La structure du BQP reste inchangée : environ 70 % de produits alimentaires, 25 % dédiés à l’hygiène et à l’entretien, et 5 % consacrés aux produits infantiles. Mais le gouvernement insiste surtout sur le maintien de la part du local dans le panier. Près de 40 % des références sont issues de la production réunionnaise, représentant plus de la moitié de la valeur totale du dispositif.
40% de produits locaux
Un point particulièrement mis en avant par le président de l’ADIR, Michel Dijoux. “Garder 40 % de produits locaux, c’est un élément de participation important”, a-t-il insisté, évoquant aussi “un élément de construction” pour défendre la production réunionnaise dans un contexte économique jugé fragile.
Le patron des industriels réunionnais a toutefois appelé à la vigilance face aux tensions persistantes sur certains coûts. “Le prix du carburant, des emballages ou des matières premières” pourrait encore provoquer des demandes de réévaluation tarifaire au cours de l’année, a-t-il prévenu.

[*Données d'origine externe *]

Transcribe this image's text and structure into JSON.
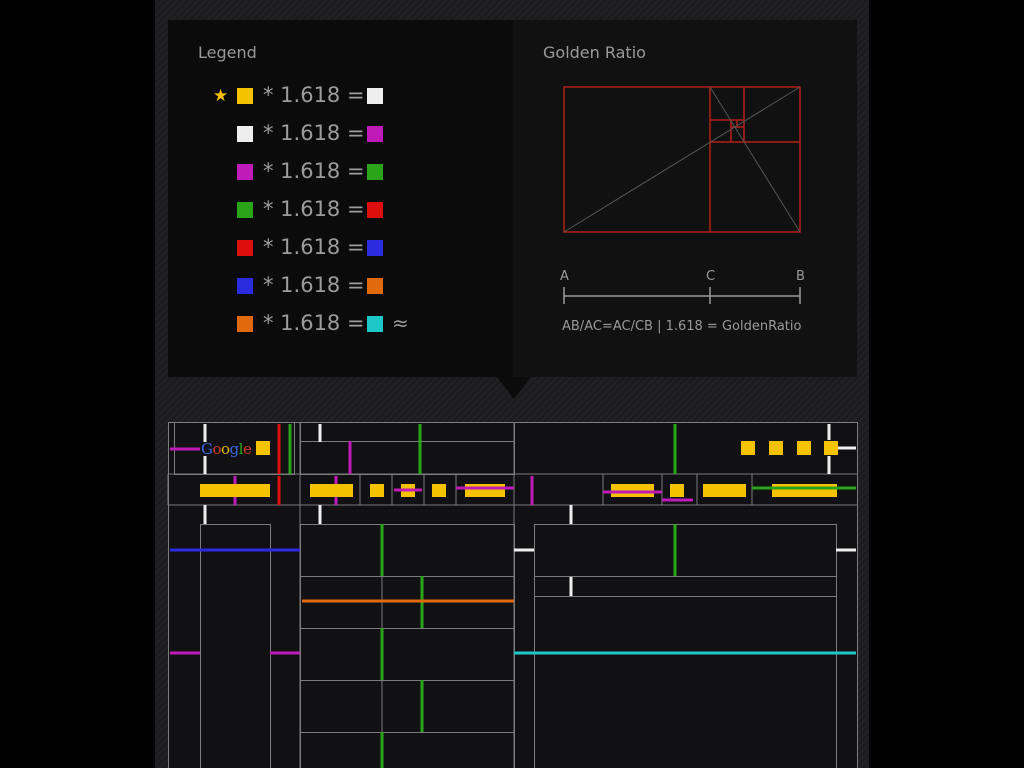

Autre acteur mobilisé autour du BQP : le représentant de l’UMIR a insisté sur les efforts réalisés pour éviter une répercussion des hausses du transport maritime sur les prix des produits. “Les prix du fret sont restés les mêmes”, a-t-il assuré, malgré les tensions internationales et les surcharges carburant appliquées dans plusieurs territoires voisins de l’océan Indien.
L’UMIR affirme avoir travaillé avec “les trois premières compagnies mondiales” desservant La Réunion afin de préserver l’île des hausses tarifaires liées au transport maritime. “Le choix a été fait de préserver ce territoire et de ne pas répercuter ces coûts”, a expliqué son représentant.
Le préfet a également confirmé sa volonté d’élargir progressivement le BQP à d’autres secteurs que la grande distribution alimentaire. Des discussions sont déjà engagées avec les assurances, les banques, le numérique ou encore les pièces automobiles. Un chantier encore en devenir, mais qui traduit la volonté de transformer progressivement le BQP en outil plus large de lutte contre la vie chère.